Voltei a vê-las, nos caminhos de Alcácer, na estrada para Grândola ou para a Comporta. Primeiro tímidas, uma ou outra, depois juntando-se às meia-dúzias, pontos vermelho-alegria por entre o branco da gipsofila ou o verde da erva crescida.
“É uma donzela que não quer casar/Veio ao mundo viver/A beleza gratuita de passar/Sem nenhuma paixão a conhecer”, escreveu um dia Torga sobre as papoilas. Está na hora do seu regresso que anuncia andorinhas, também talvez este ano precoces. Flor frágil, parece. Berrante. Às vezes magoa, tanta vermelhidão só de olhar.

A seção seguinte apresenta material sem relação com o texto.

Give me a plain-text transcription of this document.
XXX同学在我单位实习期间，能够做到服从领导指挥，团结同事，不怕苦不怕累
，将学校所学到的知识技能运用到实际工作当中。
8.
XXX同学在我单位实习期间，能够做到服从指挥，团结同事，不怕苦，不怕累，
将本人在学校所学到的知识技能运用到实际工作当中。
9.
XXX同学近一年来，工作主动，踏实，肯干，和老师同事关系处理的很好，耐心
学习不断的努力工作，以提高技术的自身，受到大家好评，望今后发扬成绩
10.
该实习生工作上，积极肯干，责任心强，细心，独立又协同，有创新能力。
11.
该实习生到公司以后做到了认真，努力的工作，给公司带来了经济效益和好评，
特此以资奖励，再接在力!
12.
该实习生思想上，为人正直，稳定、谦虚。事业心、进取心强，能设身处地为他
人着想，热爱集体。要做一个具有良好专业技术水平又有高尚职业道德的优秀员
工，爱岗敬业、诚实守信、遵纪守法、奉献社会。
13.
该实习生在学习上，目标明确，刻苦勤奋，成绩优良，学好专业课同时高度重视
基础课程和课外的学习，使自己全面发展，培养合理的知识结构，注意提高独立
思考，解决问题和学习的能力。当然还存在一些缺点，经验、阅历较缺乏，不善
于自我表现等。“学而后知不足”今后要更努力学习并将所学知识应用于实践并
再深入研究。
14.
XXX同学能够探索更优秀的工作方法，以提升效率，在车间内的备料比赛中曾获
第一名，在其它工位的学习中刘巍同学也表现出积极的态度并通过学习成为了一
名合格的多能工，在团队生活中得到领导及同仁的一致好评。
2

E Torga outra vez: “Olhos nos olhos, não/Cora, descora, agita-se de medo/E é todo o desespero e a solidão/De ter na própria vida o seu degredo”. Talvez o seu degredo seja o ópio, essa papoila frágil de suco cheio de morfina. E heroína, igualmente. Os antigos chamavam-lhe anfião e traziam-na da China. Seu degredo e seu segredo. Agitam-se ao sabor da brisa morna que aquece o meio-dia, hora da sombra mais curta, ao longo das margens do Sado. Quem diria que trazem consigo, na sua tão estranha leveza, poemas de morte.
Como o do tenente-coronel canadiano John McCrae, que as viu crescer nos campos dizimados da Flandres por entre túmulos, no tempo da I Grande Guerra: “ In Flanders Fields, the poppies blow/Between the crosses, row on row”. McCrae combateu na segunda Batalha de Ypres onde os alemães lançaram um dos primeiros ataques químicos da história de todas as guerras. O opróbrio da papoila: “If ye break faith with us who die/ We shall not sleep, though poppies grow/In Flanders fields”.
Mas talvez tenha sido outro canadiano, Leroy F. Jackson, que também esteve na guerra, em 1917, a perceber a verdade das papoilas que brotavam nos campos da Flandres, quando resolveu explicar à sua filha ainda pequena: “É tão engraçada/A maneira como crescem as papoilas/Primeiro na sua cauda ondulada/Um bocadinho no nariz/Um bocadinho na barriga/E outro bocadinho nas orelhas/Tenho a certeza de que será um cão/Daqui a meia-dúzia de anos”.